Our day began as normal, with a decadent display of fresh fruits and warm pastries (Felipe, I need that recipe still my friend!) inviting those shaking off sleep to begin their day before the first briefing. The dive deck was humming as the crane buzzed to life, and the skiffs deployed into the gentle rolling Pacific. And there, just off our port bow, was a rock. In the middle. Of the ocean. Roca. Partida.

To explain every dive in detail would be too long an endeavor for anyone’s good, so I will try to sum it up into one word: humbling. To be floating free alongside such a pinnacle, unbothered by the surge and current you are swimming through, in the presence of teeming life below is an otherworldly experience.

My dive group (the Orcas!) got the short end of the stick, so to speak, today when it came to encounters. We missed the whale shark (twice), the black manta, and the Galapagos shark. But there was never a moment where we felt as if the dive was a failure.
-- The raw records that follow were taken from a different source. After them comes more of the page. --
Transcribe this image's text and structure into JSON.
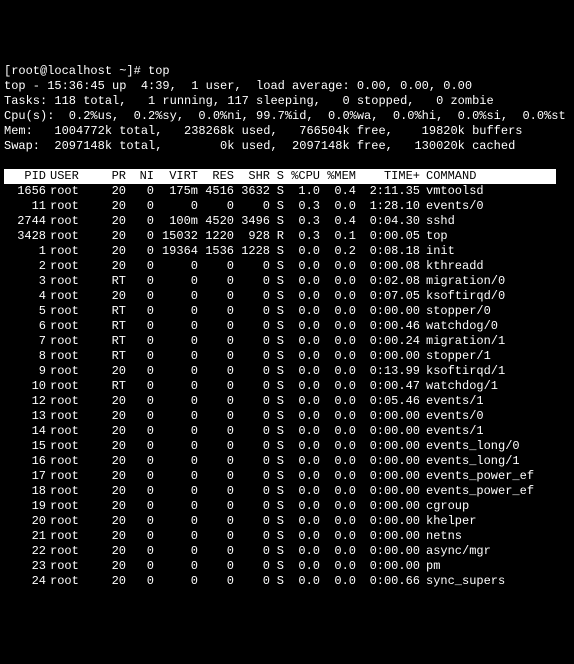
{
  "prompt": {
    "user_host": "[root@localhost ~]# ",
    "command": "top"
  },
  "summary": {
    "line1": "top - 15:36:45 up  4:39,  1 user,  load average: 0.00, 0.00, 0.00",
    "line2": "Tasks: 118 total,   1 running, 117 sleeping,   0 stopped,   0 zombie",
    "line3": "Cpu(s):  0.2%us,  0.2%sy,  0.0%ni, 99.7%id,  0.0%wa,  0.0%hi,  0.0%si,  0.0%st",
    "line4": "Mem:   1004772k total,   238268k used,   766504k free,    19820k buffers",
    "line5": "Swap:  2097148k total,        0k used,  2097148k free,   130020k cached"
  },
  "columns": [
    "PID",
    "USER",
    "PR",
    "NI",
    "VIRT",
    "RES",
    "SHR",
    "S",
    "%CPU",
    "%MEM",
    "TIME+",
    "COMMAND"
  ],
  "rows": [
    {
      "pid": "1656",
      "user": "root",
      "pr": "20",
      "ni": "0",
      "virt": "175m",
      "res": "4516",
      "shr": "3632",
      "s": "S",
      "cpu": "1.0",
      "mem": "0.4",
      "time": "2:11.35",
      "cmd": "vmtoolsd"
    },
    {
      "pid": "11",
      "user": "root",
      "pr": "20",
      "ni": "0",
      "virt": "0",
      "res": "0",
      "shr": "0",
      "s": "S",
      "cpu": "0.3",
      "mem": "0.0",
      "time": "1:28.10",
      "cmd": "events/0"
    },
    {
      "pid": "2744",
      "user": "root",
      "pr": "20",
      "ni": "0",
      "virt": "100m",
      "res": "4520",
      "shr": "3496",
      "s": "S",
      "cpu": "0.3",
      "mem": "0.4",
      "time": "0:04.30",
      "cmd": "sshd"
    },
    {
      "pid": "3428",
      "user": "root",
      "pr": "20",
      "ni": "0",
      "virt": "15032",
      "res": "1220",
      "shr": "928",
      "s": "R",
      "cpu": "0.3",
      "mem": "0.1",
      "time": "0:00.05",
      "cmd": "top"
    },
    {
      "pid": "1",
      "user": "root",
      "pr": "20",
      "ni": "0",
      "virt": "19364",
      "res": "1536",
      "shr": "1228",
      "s": "S",
      "cpu": "0.0",
      "mem": "0.2",
      "time": "0:08.18",
      "cmd": "init"
    },
    {
      "pid": "2",
      "user": "root",
      "pr": "20",
      "ni": "0",
      "virt": "0",
      "res": "0",
      "shr": "0",
      "s": "S",
      "cpu": "0.0",
      "mem": "0.0",
      "time": "0:00.08",
      "cmd": "kthreadd"
    },
    {
      "pid": "3",
      "user": "root",
      "pr": "RT",
      "ni": "0",
      "virt": "0",
      "res": "0",
      "shr": "0",
      "s": "S",
      "cpu": "0.0",
      "mem": "0.0",
      "time": "0:02.08",
      "cmd": "migration/0"
    },
    {
      "pid": "4",
      "user": "root",
      "pr": "20",
      "ni": "0",
      "virt": "0",
      "res": "0",
      "shr": "0",
      "s": "S",
      "cpu": "0.0",
      "mem": "0.0",
      "time": "0:07.05",
      "cmd": "ksoftirqd/0"
    },
    {
      "pid": "5",
      "user": "root",
      "pr": "RT",
      "ni": "0",
      "virt": "0",
      "res": "0",
      "shr": "0",
      "s": "S",
      "cpu": "0.0",
      "mem": "0.0",
      "time": "0:00.00",
      "cmd": "stopper/0"
    },
    {
      "pid": "6",
      "user": "root",
      "pr": "RT",
      "ni": "0",
      "virt": "0",
      "res": "0",
      "shr": "0",
      "s": "S",
      "cpu": "0.0",
      "mem": "0.0",
      "time": "0:00.46",
      "cmd": "watchdog/0"
    },
    {
      "pid": "7",
      "user": "root",
      "pr": "RT",
      "ni": "0",
      "virt": "0",
      "res": "0",
      "shr": "0",
      "s": "S",
      "cpu": "0.0",
      "mem": "0.0",
      "time": "0:00.24",
      "cmd": "migration/1"
    },
    {
      "pid": "8",
      "user": "root",
      "pr": "RT",
      "ni": "0",
      "virt": "0",
      "res": "0",
      "shr": "0",
      "s": "S",
      "cpu": "0.0",
      "mem": "0.0",
      "time": "0:00.00",
      "cmd": "stopper/1"
    },
    {
      "pid": "9",
      "user": "root",
      "pr": "20",
      "ni": "0",
      "virt": "0",
      "res": "0",
      "shr": "0",
      "s": "S",
      "cpu": "0.0",
      "mem": "0.0",
      "time": "0:13.99",
      "cmd": "ksoftirqd/1"
    },
    {
      "pid": "10",
      "user": "root",
      "pr": "RT",
      "ni": "0",
      "virt": "0",
      "res": "0",
      "shr": "0",
      "s": "S",
      "cpu": "0.0",
      "mem": "0.0",
      "time": "0:00.47",
      "cmd": "watchdog/1"
    },
    {
      "pid": "12",
      "user": "root",
      "pr": "20",
      "ni": "0",
      "virt": "0",
      "res": "0",
      "shr": "0",
      "s": "S",
      "cpu": "0.0",
      "mem": "0.0",
      "time": "0:05.46",
      "cmd": "events/1"
    },
    {
      "pid": "13",
      "user": "root",
      "pr": "20",
      "ni": "0",
      "virt": "0",
      "res": "0",
      "shr": "0",
      "s": "S",
      "cpu": "0.0",
      "mem": "0.0",
      "time": "0:00.00",
      "cmd": "events/0"
    },
    {
      "pid": "14",
      "user": "root",
      "pr": "20",
      "ni": "0",
      "virt": "0",
      "res": "0",
      "shr": "0",
      "s": "S",
      "cpu": "0.0",
      "mem": "0.0",
      "time": "0:00.00",
      "cmd": "events/1"
    },
    {
      "pid": "15",
      "user": "root",
      "pr": "20",
      "ni": "0",
      "virt": "0",
      "res": "0",
      "shr": "0",
      "s": "S",
      "cpu": "0.0",
      "mem": "0.0",
      "time": "0:00.00",
      "cmd": "events_long/0"
    },
    {
      "pid": "16",
      "user": "root",
      "pr": "20",
      "ni": "0",
      "virt": "0",
      "res": "0",
      "shr": "0",
      "s": "S",
      "cpu": "0.0",
      "mem": "0.0",
      "time": "0:00.00",
      "cmd": "events_long/1"
    },
    {
      "pid": "17",
      "user": "root",
      "pr": "20",
      "ni": "0",
      "virt": "0",
      "res": "0",
      "shr": "0",
      "s": "S",
      "cpu": "0.0",
      "mem": "0.0",
      "time": "0:00.00",
      "cmd": "events_power_ef"
    },
    {
      "pid": "18",
      "user": "root",
      "pr": "20",
      "ni": "0",
      "virt": "0",
      "res": "0",
      "shr": "0",
      "s": "S",
      "cpu": "0.0",
      "mem": "0.0",
      "time": "0:00.00",
      "cmd": "events_power_ef"
    },
    {
      "pid": "19",
      "user": "root",
      "pr": "20",
      "ni": "0",
      "virt": "0",
      "res": "0",
      "shr": "0",
      "s": "S",
      "cpu": "0.0",
      "mem": "0.0",
      "time": "0:00.00",
      "cmd": "cgroup"
    },
    {
      "pid": "20",
      "user": "root",
      "pr": "20",
      "ni": "0",
      "virt": "0",
      "res": "0",
      "shr": "0",
      "s": "S",
      "cpu": "0.0",
      "mem": "0.0",
      "time": "0:00.00",
      "cmd": "khelper"
    },
    {
      "pid": "21",
      "user": "root",
      "pr": "20",
      "ni": "0",
      "virt": "0",
      "res": "0",
      "shr": "0",
      "s": "S",
      "cpu": "0.0",
      "mem": "0.0",
      "time": "0:00.00",
      "cmd": "netns"
    },
    {
      "pid": "22",
      "user": "root",
      "pr": "20",
      "ni": "0",
      "virt": "0",
      "res": "0",
      "shr": "0",
      "s": "S",
      "cpu": "0.0",
      "mem": "0.0",
      "time": "0:00.00",
      "cmd": "async/mgr"
    },
    {
      "pid": "23",
      "user": "root",
      "pr": "20",
      "ni": "0",
      "virt": "0",
      "res": "0",
      "shr": "0",
      "s": "S",
      "cpu": "0.0",
      "mem": "0.0",
      "time": "0:00.00",
      "cmd": "pm"
    },
    {
      "pid": "24",
      "user": "root",
      "pr": "20",
      "ni": "0",
      "virt": "0",
      "res": "0",
      "shr": "0",
      "s": "S",
      "cpu": "0.0",
      "mem": "0.0",
      "time": "0:00.66",
      "cmd": "sync_supers"
    }
  ]
}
Our dive masters, Dani and Eli, kept us enthralled with the wonders of the deep and we sat down there, 20 meters below the surface, just enjoying the freedom of weightlessness.

Yesterday, I had a surreal feeling – looking into the eyes of a dolphin and having the stark realization that yes, it was looking right back at me. An understanding passed between us, a joke only we will know before it darted off to rejoin its companions.

Today, I gained a sense of scale as to how majestic the forces of the ocean are. Tomorrow? Who knows what the Boiler will cook up (pun fully intended)? I do know it will be shared with us with joyful smiles, warmest greetings, and the most attentive care. Because that is Belle Amie. That is her crew. And that is Socorro.